La manifestation des Champs-Élysées du samedi 24 novembre est, à cet égard, significative. Tout d'abord parce qu'elle pose clairement la question du piège posé par le pouvoir en place à des gilets jaunes qui n'ont pas tous vu venir le coup qu'on allait leur porter. Il était, en effet, évident, après les manifestions précédentes, que cette avenue symbolique de la capitale, proche du siège du pouvoir macronien, allait être un enjeu fort pour des manifestants décidés à se faire entendre de celui qui, depuis plusieurs semaines, les ignore - quand il ne les insulte pas. Interdire ce lieu de rassemblement était donc une nouvelle façon de provoquer les gilets jaunes et de les pousser à la faute. En effet, le fait de participer à une manifestation interdite mettait d'office les participants à ce rassemblement hors la loi et permettait une intervention immédiate des forces de l'ordre. Ce qui, bien entendu, s'est produit. Le piège était donc évident, avec cette particularité que les gilets jaunes ne pouvaient faire autrement que de s'y laisser prendre.

Une fois la nasse refermée, il ne restait plus qu'à laisser faire les habituels casseurs. En cela, la manifestation des Champs-Élysées n'a en rien dérogé à une règle malheureusement devenue classique. Tous les rassemblements populaires, même les mieux encadrés par les centrales syndicales, donnent systématiquement lieu à des débordements. Dans le cas considéré, Castaner avait annoncé la couleur quelques jours avant, en désignant la présidente du Rassemblement national comme la responsable de cet appel à manifester sur un lieu interdit. À partir de là, il devenait facile de faire porter le chapeau des violences et des dégradations à des militants de l'extrême droite et de l'ultra-droite, et de mettre les gilets jaunes dans le même sac.

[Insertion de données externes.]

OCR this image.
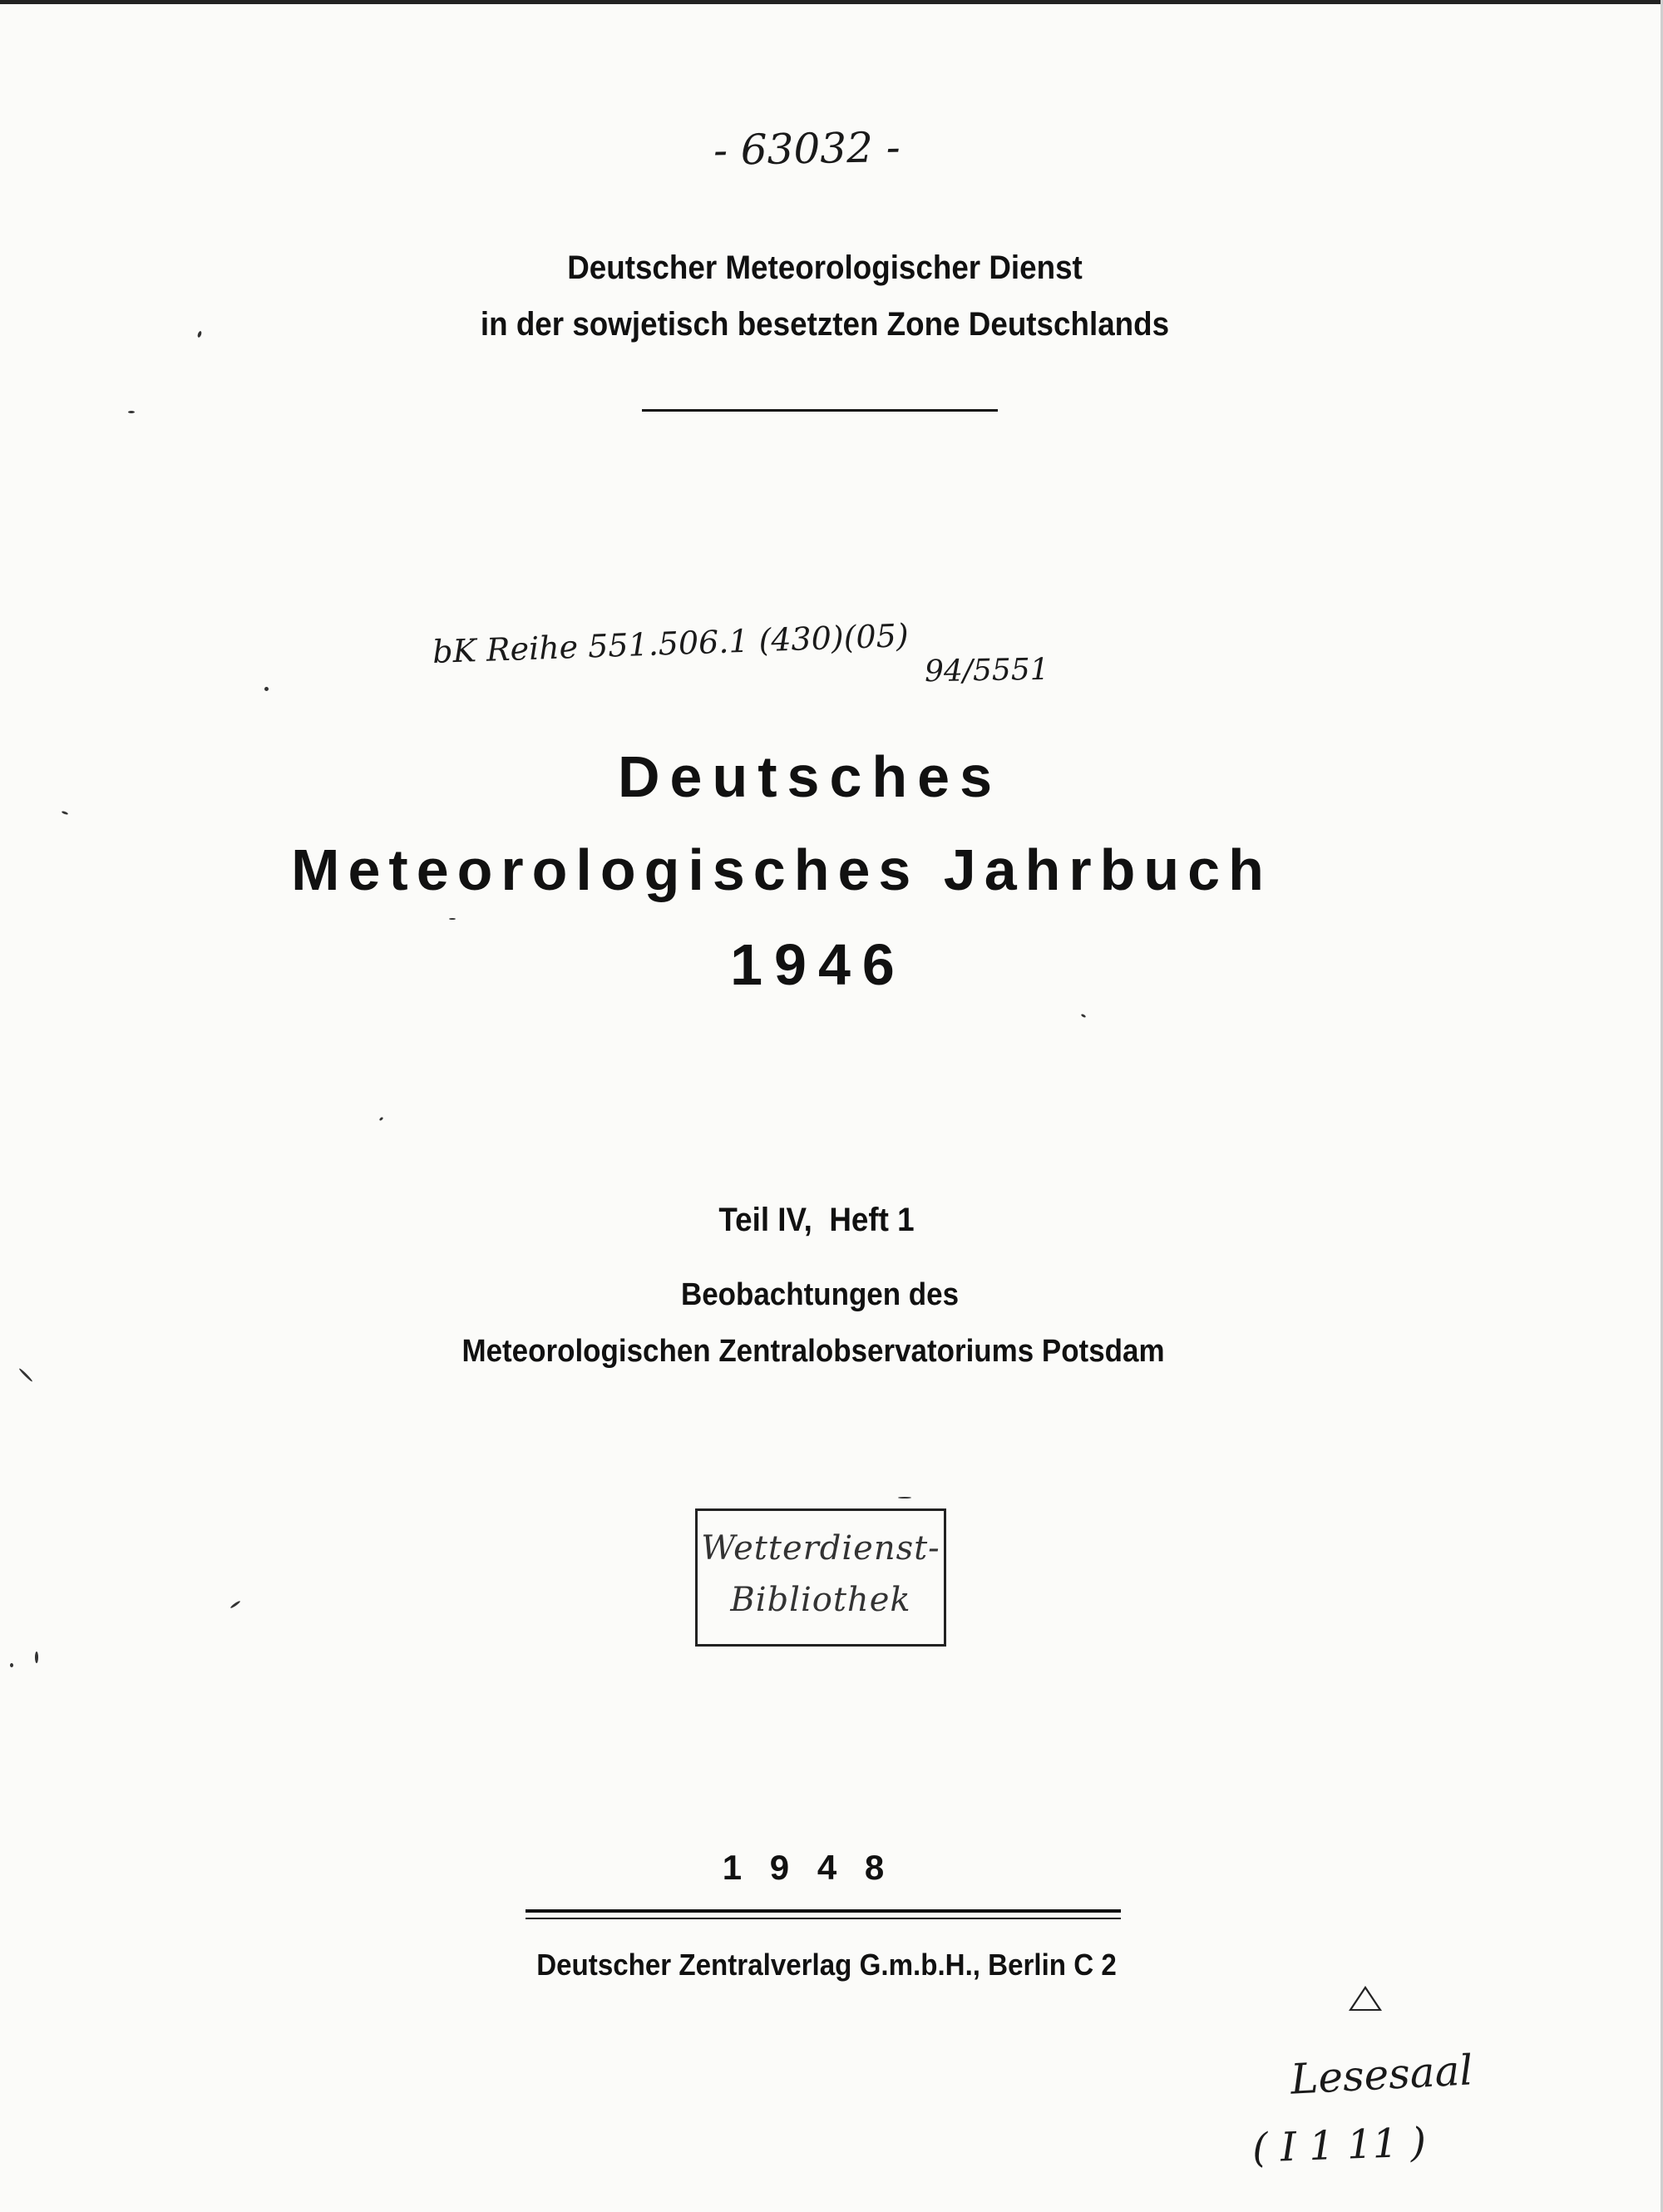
- 63032 -
Deutscher Meteorologischer Dienst
in der sowjetisch besetzten Zone Deutschlands
bK Reihe 551.506.1 (430)(05)
94/5551
Deutsches
Meteorologisches Jahrbuch
1946
Teil IV,  Heft 1
Beobachtungen des
Meteorologischen Zentralobservatoriums Potsdam
Wetterdienst-
Bibliothek
1 9 4 8
Deutscher Zentralverlag G.m.b.H., Berlin C 2
Lesesaal
( I 1 11 )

Cette stratégie, qui consiste à couper un mouvement revendicatif du reste de la population lorsque l'on a décidé de n'apporter aucune réponse aux diverses revendications, est un grand classique de la gestion de l'ordre public. Diviser pour régner. Pourtant, cette stratégie grossière n'a que partiellement fonctionné. En premier lieu, parce que la ficelle était un peu grosse. Ensuite, parce que le mouvement des gilets jaunes bénéficie d'un large soutien populaire, et que ce ne sont pas quelques manœuvres de basse police qui pourront le faire taire. Enfin, parce que la crise que nous vivons actuellement dépasse, tant par ses enjeux que par la personnalité de ceux qui la portent, tout ce que notre pays a pu connaître depuis Mai 1968.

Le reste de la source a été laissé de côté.